Objective: The aim of this research was to evaluate analgesic, antioxidant, metabolic, and cytotoxic effects of pregabalin (PGB), which is widely applied for the treatment of neuropathic pain syndromes in diabetic patients.
Methods: We used the streptozotocin (STZ) model of painful diabetic neuropathy (PDN) in mice and we measured the effect of intraperitoneally administered PGB on tactile and thermal nociceptive thresholds in the von Frey and hot plate assays, respectively. The influence of PGB on the motor coordination of diabetic animals was investigated in the rotarod test. In vitro in HepG2 and 3T3-L1 cell lines cytotoxicity of PGB, its influence on glucose utilization, and lipid accumulation were assessed. The antioxidant capacity of PGB was evaluated spectrophotometrically using 2,2-diphenyl-1-picrylhydrazyl (DPPH) radical method.
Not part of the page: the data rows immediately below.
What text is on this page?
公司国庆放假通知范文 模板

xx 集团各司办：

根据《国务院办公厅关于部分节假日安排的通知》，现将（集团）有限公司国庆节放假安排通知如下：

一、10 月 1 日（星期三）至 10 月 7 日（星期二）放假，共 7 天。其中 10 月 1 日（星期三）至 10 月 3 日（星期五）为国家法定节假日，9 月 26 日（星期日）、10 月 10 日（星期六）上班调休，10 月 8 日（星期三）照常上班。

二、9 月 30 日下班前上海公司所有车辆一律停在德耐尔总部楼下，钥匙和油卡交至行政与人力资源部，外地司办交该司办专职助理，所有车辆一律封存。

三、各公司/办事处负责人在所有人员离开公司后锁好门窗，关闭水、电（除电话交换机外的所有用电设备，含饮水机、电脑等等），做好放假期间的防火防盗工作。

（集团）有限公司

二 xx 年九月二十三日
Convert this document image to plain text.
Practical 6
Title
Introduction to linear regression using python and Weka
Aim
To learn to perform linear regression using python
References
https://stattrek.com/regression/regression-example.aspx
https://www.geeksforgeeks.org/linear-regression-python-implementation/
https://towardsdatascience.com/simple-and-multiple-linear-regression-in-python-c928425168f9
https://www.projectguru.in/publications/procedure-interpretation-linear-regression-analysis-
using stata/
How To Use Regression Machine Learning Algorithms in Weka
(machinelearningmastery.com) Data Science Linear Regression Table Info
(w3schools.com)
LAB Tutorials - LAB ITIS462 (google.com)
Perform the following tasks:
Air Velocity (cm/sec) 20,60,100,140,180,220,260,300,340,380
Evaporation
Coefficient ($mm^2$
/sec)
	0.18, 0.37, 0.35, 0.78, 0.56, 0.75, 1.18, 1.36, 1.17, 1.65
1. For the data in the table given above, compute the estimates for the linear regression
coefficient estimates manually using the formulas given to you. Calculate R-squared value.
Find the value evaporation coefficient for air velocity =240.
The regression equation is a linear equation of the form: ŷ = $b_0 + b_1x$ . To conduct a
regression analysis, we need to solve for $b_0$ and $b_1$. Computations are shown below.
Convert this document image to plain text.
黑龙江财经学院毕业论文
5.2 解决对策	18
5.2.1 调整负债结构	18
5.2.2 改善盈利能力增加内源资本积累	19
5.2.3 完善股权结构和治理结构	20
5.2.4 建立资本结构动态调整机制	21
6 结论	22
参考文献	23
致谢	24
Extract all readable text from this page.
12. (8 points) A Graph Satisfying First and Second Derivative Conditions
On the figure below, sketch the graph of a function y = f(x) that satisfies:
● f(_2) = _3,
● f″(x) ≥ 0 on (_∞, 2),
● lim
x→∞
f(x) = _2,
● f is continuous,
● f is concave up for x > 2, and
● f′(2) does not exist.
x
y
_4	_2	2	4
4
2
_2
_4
Results: Pregabalin was a very efficacious antiallodynic and analgesic drug capable of increasing the pain thresholds for tactile allodynia and thermal hyperalgesia in diabetic mice. In the von Frey test at a dose of 30 mg/kg it elevated the pain threshold for 168% versus diabetic control and in the hot plate test this dose prolonged the latency time to pain reaction for 130% versus control value of diabetic mice. No motor deficits were observed in PGB-treated diabetic animals. In vitro PGB did not influence glucose utilization or lipid accumulation. No antioxidant or cytotoxic effects of PGB were observed at concentrations 1-100 μM.
Discussion and conclusion: Our experiments demonstrated significant antiallodynic and analgesic properties of PGB in mice. In vitro studies showed that this drug is metabolically neutral. It did not cause motor coordination impairments in diabetic animals either. These effects might be of great importance for diabetic patients.